PITTSBURGH – At a hearing before federal labor regulators in December, company officials with Quicken Loans voiced publicly what many workers — let's be honest — think about those employee handbooks they receive.
"It was an afterthought at best after it was distributed," attorney Russell Linden reportedly told an administrative law judge at National Labor Relations Board offices in Detroit, according to the Detroit Free Press. Chief Marketing Officer Joanna Cline chimed in as well, telling the judge she put hers in a drawer and later threw it away.
The testimony was part of a case in which the Detroit-based lender was accused of violating both the First Amendment rights of employees and their protections under the National Labor Relations Act to discuss salary and benefits information, discussions that could lead to the formation of a labor union.
Regardless of the outcome, the Quicken case highlights the detriments of ignoring the handbook.

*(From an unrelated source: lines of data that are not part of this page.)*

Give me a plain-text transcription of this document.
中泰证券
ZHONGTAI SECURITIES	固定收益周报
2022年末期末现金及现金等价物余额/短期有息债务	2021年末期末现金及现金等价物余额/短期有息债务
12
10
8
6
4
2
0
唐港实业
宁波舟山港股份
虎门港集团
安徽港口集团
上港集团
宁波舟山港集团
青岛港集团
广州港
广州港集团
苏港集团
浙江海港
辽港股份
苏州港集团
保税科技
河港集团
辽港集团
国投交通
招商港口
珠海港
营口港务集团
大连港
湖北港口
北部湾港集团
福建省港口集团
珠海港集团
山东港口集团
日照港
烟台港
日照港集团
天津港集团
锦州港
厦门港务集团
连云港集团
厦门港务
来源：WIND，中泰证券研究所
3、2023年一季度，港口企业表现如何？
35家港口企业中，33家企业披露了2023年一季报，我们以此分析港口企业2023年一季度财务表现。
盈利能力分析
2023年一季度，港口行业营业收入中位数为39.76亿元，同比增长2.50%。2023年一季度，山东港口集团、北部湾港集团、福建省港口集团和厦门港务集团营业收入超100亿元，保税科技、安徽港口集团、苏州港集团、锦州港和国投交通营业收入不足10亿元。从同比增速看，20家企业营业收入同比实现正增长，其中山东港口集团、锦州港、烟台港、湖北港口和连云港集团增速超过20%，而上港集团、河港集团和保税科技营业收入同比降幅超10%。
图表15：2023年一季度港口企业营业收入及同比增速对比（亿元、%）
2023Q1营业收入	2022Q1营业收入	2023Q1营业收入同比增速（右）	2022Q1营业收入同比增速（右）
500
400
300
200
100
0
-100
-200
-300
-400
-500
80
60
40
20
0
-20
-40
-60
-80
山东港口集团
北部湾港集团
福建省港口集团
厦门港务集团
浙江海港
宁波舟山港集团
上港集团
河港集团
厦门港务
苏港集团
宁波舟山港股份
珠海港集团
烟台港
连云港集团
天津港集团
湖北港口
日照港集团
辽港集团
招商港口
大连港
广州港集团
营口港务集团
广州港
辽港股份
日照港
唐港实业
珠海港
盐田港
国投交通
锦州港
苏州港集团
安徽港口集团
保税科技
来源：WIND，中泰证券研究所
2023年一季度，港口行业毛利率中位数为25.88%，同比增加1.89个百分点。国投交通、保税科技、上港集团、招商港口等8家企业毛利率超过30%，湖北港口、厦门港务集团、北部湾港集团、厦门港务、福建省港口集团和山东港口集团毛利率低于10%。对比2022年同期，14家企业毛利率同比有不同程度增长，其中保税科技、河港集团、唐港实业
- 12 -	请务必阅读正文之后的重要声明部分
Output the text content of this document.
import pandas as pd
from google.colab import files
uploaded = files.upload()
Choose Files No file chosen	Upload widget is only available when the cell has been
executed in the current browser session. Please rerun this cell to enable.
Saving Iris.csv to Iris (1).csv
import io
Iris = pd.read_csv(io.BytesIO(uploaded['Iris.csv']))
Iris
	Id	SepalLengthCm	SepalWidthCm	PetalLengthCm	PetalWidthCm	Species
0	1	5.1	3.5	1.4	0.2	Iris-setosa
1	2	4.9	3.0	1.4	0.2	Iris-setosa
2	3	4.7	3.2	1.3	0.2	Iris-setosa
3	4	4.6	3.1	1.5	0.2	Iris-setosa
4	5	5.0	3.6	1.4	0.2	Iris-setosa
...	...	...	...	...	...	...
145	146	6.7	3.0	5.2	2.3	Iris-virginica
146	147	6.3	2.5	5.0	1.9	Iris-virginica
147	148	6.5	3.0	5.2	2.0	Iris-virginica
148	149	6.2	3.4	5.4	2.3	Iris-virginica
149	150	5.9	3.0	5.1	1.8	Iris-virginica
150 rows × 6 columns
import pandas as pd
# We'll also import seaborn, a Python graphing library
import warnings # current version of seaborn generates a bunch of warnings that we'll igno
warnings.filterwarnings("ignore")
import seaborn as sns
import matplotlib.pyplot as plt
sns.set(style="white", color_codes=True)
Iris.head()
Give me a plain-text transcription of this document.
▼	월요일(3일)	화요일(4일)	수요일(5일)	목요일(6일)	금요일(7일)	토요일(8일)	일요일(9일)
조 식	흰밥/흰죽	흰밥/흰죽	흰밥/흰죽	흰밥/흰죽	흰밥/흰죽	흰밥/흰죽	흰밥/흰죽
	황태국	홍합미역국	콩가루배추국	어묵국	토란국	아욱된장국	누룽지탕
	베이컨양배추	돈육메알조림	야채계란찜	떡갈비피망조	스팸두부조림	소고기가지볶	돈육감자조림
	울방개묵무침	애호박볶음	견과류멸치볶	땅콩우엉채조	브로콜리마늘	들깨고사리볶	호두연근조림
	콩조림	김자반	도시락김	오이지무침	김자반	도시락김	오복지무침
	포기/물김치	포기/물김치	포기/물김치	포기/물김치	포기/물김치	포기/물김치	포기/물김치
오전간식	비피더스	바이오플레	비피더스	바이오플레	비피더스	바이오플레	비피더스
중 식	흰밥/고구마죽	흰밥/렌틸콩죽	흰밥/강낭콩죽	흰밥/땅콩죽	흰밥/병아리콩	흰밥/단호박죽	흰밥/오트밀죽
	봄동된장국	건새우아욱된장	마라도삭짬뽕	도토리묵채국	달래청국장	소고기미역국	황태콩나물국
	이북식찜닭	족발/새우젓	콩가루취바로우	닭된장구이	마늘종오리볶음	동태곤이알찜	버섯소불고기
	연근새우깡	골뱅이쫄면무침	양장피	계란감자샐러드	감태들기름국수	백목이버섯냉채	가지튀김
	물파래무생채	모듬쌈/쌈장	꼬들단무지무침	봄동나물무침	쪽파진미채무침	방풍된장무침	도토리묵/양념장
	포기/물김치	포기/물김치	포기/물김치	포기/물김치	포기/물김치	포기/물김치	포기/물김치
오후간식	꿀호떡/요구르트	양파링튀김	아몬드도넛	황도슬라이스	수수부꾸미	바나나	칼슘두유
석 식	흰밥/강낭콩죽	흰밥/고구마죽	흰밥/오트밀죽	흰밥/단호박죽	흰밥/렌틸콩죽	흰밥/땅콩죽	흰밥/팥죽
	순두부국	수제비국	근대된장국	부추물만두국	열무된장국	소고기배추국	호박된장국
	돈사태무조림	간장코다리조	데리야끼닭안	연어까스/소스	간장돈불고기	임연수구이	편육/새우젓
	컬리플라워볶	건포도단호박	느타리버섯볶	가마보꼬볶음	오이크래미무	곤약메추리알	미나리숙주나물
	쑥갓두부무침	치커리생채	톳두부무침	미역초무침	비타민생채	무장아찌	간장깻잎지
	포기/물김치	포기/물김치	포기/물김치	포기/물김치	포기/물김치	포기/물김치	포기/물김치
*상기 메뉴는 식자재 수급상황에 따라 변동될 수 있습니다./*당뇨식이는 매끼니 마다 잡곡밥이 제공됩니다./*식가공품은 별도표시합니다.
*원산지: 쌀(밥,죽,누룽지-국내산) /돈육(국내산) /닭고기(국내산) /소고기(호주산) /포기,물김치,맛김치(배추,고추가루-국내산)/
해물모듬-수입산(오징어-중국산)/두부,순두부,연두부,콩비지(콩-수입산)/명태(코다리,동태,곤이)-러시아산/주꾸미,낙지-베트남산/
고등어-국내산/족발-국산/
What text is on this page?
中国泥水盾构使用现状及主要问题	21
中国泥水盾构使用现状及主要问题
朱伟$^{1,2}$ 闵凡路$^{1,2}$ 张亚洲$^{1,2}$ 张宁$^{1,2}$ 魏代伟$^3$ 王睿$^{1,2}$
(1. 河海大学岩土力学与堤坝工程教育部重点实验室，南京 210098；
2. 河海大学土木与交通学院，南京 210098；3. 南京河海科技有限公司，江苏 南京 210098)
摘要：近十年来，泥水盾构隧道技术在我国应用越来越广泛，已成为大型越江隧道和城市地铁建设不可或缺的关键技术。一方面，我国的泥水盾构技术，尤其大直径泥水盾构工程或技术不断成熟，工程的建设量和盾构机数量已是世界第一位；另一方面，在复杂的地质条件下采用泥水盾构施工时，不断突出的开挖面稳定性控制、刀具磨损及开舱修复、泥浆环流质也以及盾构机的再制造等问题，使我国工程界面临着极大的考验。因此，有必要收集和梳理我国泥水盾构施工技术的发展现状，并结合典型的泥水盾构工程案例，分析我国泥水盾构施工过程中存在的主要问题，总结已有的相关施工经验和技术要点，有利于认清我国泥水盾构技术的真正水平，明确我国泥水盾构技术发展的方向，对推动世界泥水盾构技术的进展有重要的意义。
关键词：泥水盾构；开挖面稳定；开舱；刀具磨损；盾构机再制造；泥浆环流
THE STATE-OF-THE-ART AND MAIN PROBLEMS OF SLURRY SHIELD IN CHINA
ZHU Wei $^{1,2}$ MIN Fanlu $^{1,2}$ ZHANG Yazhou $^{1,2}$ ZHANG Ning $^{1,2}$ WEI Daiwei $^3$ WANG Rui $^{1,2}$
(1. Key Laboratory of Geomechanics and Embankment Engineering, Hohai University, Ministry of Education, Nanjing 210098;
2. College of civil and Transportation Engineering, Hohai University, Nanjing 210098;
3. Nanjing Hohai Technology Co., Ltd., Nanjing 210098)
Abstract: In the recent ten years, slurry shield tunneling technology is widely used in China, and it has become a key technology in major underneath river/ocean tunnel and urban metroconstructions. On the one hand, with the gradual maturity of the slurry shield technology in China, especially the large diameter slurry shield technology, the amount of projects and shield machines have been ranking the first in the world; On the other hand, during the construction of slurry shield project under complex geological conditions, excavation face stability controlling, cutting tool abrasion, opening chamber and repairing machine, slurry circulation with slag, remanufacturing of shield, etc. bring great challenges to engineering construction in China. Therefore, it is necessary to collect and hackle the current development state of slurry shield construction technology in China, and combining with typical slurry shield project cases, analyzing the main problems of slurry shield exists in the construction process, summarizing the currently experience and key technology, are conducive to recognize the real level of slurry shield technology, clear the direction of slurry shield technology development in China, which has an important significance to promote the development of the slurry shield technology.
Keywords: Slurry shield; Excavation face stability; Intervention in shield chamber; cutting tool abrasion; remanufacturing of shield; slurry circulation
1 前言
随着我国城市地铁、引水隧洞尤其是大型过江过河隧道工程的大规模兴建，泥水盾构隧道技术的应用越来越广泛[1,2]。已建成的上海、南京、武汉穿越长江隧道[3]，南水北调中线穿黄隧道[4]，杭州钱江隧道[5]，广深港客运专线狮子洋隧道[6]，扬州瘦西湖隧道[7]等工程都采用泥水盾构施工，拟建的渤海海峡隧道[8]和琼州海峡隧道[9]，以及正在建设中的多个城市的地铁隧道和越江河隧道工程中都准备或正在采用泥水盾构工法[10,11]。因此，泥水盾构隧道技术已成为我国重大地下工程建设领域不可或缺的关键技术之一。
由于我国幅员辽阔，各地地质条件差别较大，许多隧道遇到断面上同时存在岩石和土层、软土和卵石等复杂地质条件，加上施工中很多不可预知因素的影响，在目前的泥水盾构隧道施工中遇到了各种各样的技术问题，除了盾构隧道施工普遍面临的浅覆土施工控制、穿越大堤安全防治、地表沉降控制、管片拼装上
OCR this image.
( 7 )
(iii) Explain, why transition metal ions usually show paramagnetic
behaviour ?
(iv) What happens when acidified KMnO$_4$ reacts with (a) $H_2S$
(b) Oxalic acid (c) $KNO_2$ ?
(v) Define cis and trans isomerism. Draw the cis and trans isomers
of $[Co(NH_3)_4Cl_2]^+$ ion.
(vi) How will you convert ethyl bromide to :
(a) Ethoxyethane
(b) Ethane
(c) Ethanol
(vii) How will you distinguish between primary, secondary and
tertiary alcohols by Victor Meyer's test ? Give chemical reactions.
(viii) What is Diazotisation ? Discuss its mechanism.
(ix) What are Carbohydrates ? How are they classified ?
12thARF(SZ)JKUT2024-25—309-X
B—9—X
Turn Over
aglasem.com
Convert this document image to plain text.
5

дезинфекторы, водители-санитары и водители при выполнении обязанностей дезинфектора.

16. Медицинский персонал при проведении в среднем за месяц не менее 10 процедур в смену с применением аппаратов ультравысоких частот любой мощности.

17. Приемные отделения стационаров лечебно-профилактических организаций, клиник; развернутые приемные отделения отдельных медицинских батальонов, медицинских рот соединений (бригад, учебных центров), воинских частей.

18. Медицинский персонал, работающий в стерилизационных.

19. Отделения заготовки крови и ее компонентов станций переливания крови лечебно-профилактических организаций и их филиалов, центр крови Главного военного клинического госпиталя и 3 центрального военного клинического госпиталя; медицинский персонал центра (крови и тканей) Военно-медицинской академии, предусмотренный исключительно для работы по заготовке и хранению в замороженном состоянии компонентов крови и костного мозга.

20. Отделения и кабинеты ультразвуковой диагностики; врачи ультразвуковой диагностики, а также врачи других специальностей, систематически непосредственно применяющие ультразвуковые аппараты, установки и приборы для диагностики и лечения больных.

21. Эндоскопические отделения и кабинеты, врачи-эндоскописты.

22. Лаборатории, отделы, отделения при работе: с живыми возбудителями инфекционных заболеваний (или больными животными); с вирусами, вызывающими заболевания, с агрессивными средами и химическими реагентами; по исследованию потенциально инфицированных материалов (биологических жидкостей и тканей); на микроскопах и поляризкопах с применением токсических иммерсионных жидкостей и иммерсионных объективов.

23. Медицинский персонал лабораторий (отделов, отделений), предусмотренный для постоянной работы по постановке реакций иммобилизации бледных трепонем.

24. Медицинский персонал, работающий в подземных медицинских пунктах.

Jana Grimm, an employment lawyer at Pittsburgh-area Steptoe & Johnson, said employers and employees should consider handbooks valuable for a wide range of circumstances. Handbooks are designed to offer non-unionized employees accessible workplace guidelines, such as harassment and dress code policies; how to file a workplace complaint; and how to resolve disputes internally.
Because employees often must sign that they've read and understand the policies and procedures, the handbooks can also carry weight in cases of misconduct, she said.
"My clients are generally pretty savvy regarding what they want [in the handbook], and they go back into them periodically and do revisions," Grimm said.
Revisions might be necessary for many companies, since the labor board issued a report in March specifically addressing employee handbooks. The guidance attempted to clear up ambiguities regarding the board's policing of language, wrote Richard Griffin Jr., the labor board's general counsel.
Griffin said he believes most employers do not draft their employee handbooks with the object of restricting conduct protected by the National Labor Relations Act. The board would find a work rule unlawful, he said, if "employees would reasonably construe the rule's language" to prohibit activity that could lead to talks to form a union.
Grimm said determining what an employee may interpret from a rule is a challenge for employers. She suggests that her clients construct handbooks with specific language when outlining what's not allowed.
According to the general counsel's report, the labor board would likely find that employees have a right to discuss with others the terms of employment and their experience working for the company. The board also would likely strike down a rule requiring "respect" or prohibiting "making fun, denigrating or defaming" the employer.